Serendipitous Isle: From Marine Drive, Kolpittey / Negombo Beach / Near Kirinda
Matara Beach, Sri Lanka (Photo: Milei.Vencel)
2 October 1947: The opening of Ceylon's First Parliament and the Beginning of Independence
1950s Politics Experienced - Anniversaries of Independence
My Father was not there to witness Ceylon's 'Independence Day, in October 1947,
However, when he arrived in Ceylon, in 1950, independence was still relatively new to the island.
Though he did not see the first Independence Day, he was there for at least one ~ and possibly two ~ of its early anniversaries. My father witnessed and photographed the celebrations.
Lancasters Practicing Independence Day Anniversary Fly-Past - 1950 or 1951 - By Dave Neale
Colombo Harbour - Including HMS Mauritius - I Think For Independence Day Anniversary - 1950 or '51 - By Dave Neale
D S Senanayake - First Prime Minister
Early Prime Ministers of Ceylon and Independence
Don Stephen Senanayake would have been Prime Minister while my father was in the country.
14 October 1947: Don Stephen Senanayake became first Prime Minister of Ceylon ~ until March 22, 1952 (his death)
4 February 1948: The island gained independence from Britain, as 'the Dominion of Ceylon'
26 March 1952: Dudley Shelton Senanayake (son of Don Stephen Senanayake) became second Prime Minister of Ceylon ~ until October 12, 1953
Trincomalee 1951 (Photo by Dave Neale - copyright)

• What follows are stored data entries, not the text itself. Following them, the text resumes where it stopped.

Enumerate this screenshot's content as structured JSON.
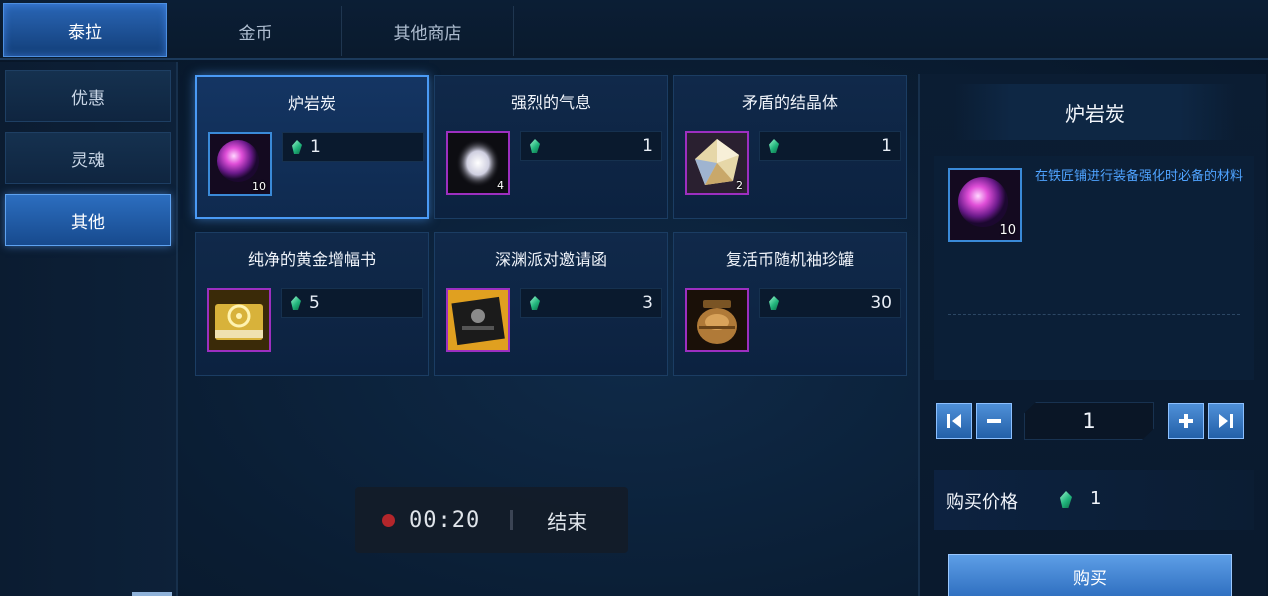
{
  "tabs": [
    {
      "label": "泰拉",
      "active": true
    },
    {
      "label": "金币",
      "active": false
    },
    {
      "label": "其他商店",
      "active": false
    }
  ],
  "sidebar": {
    "items": [
      {
        "label": "优惠",
        "active": false
      },
      {
        "label": "灵魂",
        "active": false
      },
      {
        "label": "其他",
        "active": true
      }
    ]
  },
  "items": [
    {
      "name": "炉岩炭",
      "price": "1",
      "qty": "10",
      "icon": "pink-orb-icon",
      "selected": true
    },
    {
      "name": "强烈的气息",
      "price": "1",
      "qty": "4",
      "icon": "white-aura-icon",
      "selected": false
    },
    {
      "name": "矛盾的结晶体",
      "price": "1",
      "qty": "2",
      "icon": "crystal-icon",
      "selected": false
    },
    {
      "name": "纯净的黄金增幅书",
      "price": "5",
      "qty": "",
      "icon": "golden-book-icon",
      "selected": false
    },
    {
      "name": "深渊派对邀请函",
      "price": "3",
      "qty": "",
      "icon": "invitation-letter-icon",
      "selected": false
    },
    {
      "name": "复活币随机袖珍罐",
      "price": "30",
      "qty": "",
      "icon": "coin-jar-icon",
      "selected": false
    }
  ],
  "detail": {
    "title": "炉岩炭",
    "qty_badge": "10",
    "description": "在铁匠铺进行装备强化时必备的材料",
    "quantity": "1",
    "price_label": "购买价格",
    "price": "1",
    "buy_label": "购买"
  },
  "recording": {
    "time": "00:20",
    "end_label": "结束"
  }
}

The Korean War was waged between June 1950 and July 1953. According to Wikipedia, this conflict was fought between North and South Korea ~ with the North supported by China and the South supported by the United Nations.
Luckily, though my father was under the impression that he was going out to war in Korea, he was actually going to be stationed at RAF Negombo, in what was then known as Ceylon. He did not have to fight.
His base was, however, used as a stop-over, for those travelling to and from Korea ~ including war-wounded.
Unloading the War-Wounded from Korea - Negombo, Ceylon, 1950 or 1951 - By Dave Neale (Copyright)
National Service certainly did not suit everyone ~ and many were placed in positions of great danger, while others remained in England and saw little excitement.
For my father, Dave Neale, there were mixed emotions. Though he was sometimes homesick, and though he missed his family and friends, National Service was a wonderful experience. He met new people, visited new places, experienced new cultures. He learned to service planes and was able to fly in them.
And he experienced a beautiful distant land ~ Sri Lanka, or 'Ceylon' as it then was ~ as well as other countries on his way home. It was a very special time for him. He talked about his experiences and adventures in Ceylon throughout his life ~ and I loved to hear about them!
I recall him talking about a visit to the beach. He and his friends were saying how photographs of the day would make it look as if they were in paradise, and no-one would ever guess that they were being plagued by ants and flies! Maybe the looks on their faces say it all!